[QUOTE=Dressage Art;4651830]
Interestingly enough I do ride, I do show, I do own horses, and I do train my own horses. There are plenty of riders who ride, train and still not subscribe to rollkur methods.
But, if I understand you correctly, you are implying that a basis level rider can’t have an opinion about rollkur? Do you think that it’s only Olympic Level riders who can have an opinion about rollkur? Or the opinion of average riders are cancelled b/c of the opinions of Olympic level riders?
If so, I disagree with that.
For many people winning in Olympics doesn’t matter much and doesn’t bring much respect to some Olympic riders. There always was circus training that produced results quite closely to the art of the high school dressage.
It’s every day riders around us that represent Dressage.

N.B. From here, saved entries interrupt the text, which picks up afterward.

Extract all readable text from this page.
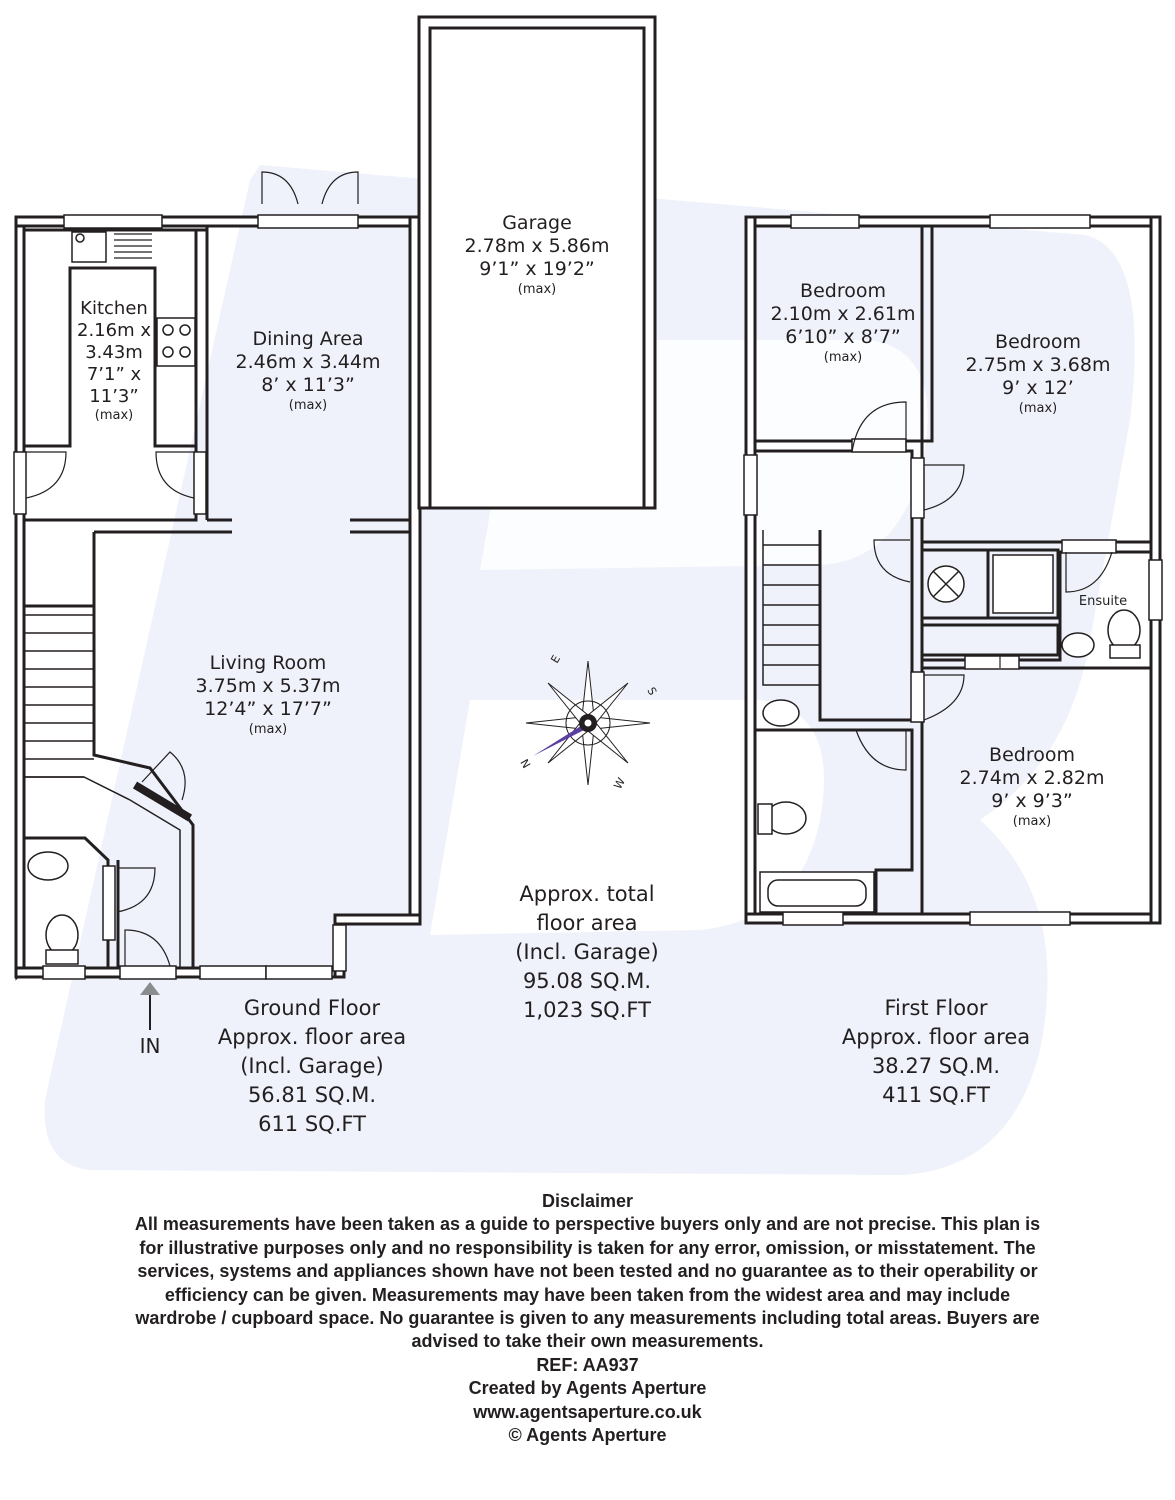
E
S
N
W
Garage
2.78m x 5.86m
9’1” x 19’2”
(max)
Kitchen
2.16m x
3.43m
7’1” x
11’3”
(max)
Dining Area
2.46m x 3.44m
8’ x 11’3”
(max)
Living Room
3.75m x 5.37m
12’4” x 17’7”
(max)
Bedroom
2.10m x 2.61m
6’10” x 8’7”
(max)
Bedroom
2.75m x 3.68m
9’ x 12’
(max)
Bedroom
2.74m x 2.82m
9’ x 9’3”
(max)
Ensuite
IN
Ground Floor
Approx. floor area
(Incl. Garage)
56.81 SQ.M.
611 SQ.FT
Approx. total
floor area
(Incl. Garage)
95.08 SQ.M.
1,023 SQ.FT	First Floor
Approx. floor area
38.27 SQ.M.
411 SQ.FT
Disclaimer
All measurements have been taken as a guide to perspective buyers only and are not precise. This plan is
for illustrative purposes only and no responsibility is taken for any error, omission, or misstatement. The
services, systems and appliances shown have not been tested and no guarantee as to their operability or
efficiency can be given. Measurements may have been taken from the widest area and may include
wardrobe / cupboard space. No guarantee is given to any measurements including total areas. Buyers are
advised to take their own measurements.
REF: AA937
Created by Agents Aperture
www.agentsaperture.co.uk
© Agents Aperture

In my area we don’t have ANY, not even 1 Olympic rider, we hardly even have GP riders here and some got their GP scores on schoolmasters.
So you will have to talk to us, unwashed masses, who ride and own average horses and who support the US dressage sport with our membership and our volunteer hours.[/QUOTE]
Believe it or not, there is a curve to all learning, from a beginner, thru intermediate, more advanced and a few talented, dedicated well taught of the many will get to the top, helped with those masters that did get to the top before them.
I do believe and see clearly who is talking knowing what it feels to ride the more advanced horses and who is still just winging it on what they read and hear, but don’t really have the educated feel and eye, or the hands on technical expertise and experience on many horses to really understand.
There is no way to explain to some at the beginning, they just don’t get the whole picture, they just “don’t know how little they know”.
That is something many here just don’t get.:no:
Those judging and putting those horses at the top are seeing what many years climbing that education ladder has shown them.
Yes, they can make mistakes and there is some wiggle room in something that is subjective, but for the rest of us sitting behind a computer, armchair quarterbacks, to say what some say, well, if you ever get even close to that level and experience as a horseman, that alone will humble you.
Maybe that is the difference, you become humble the more you know, because then you realize how far you have come, how hard it is to be correct and how much you still have to accomplish, every day.
Yep, I don’t think that the average rider out there has an educated opinion here and it shows clearly they are not getting it.
I definitely don’t agree that training policy should be made with what all those beginners out there think, no matter how many papers they sign, that is absurd, but I guess that is the way it will be.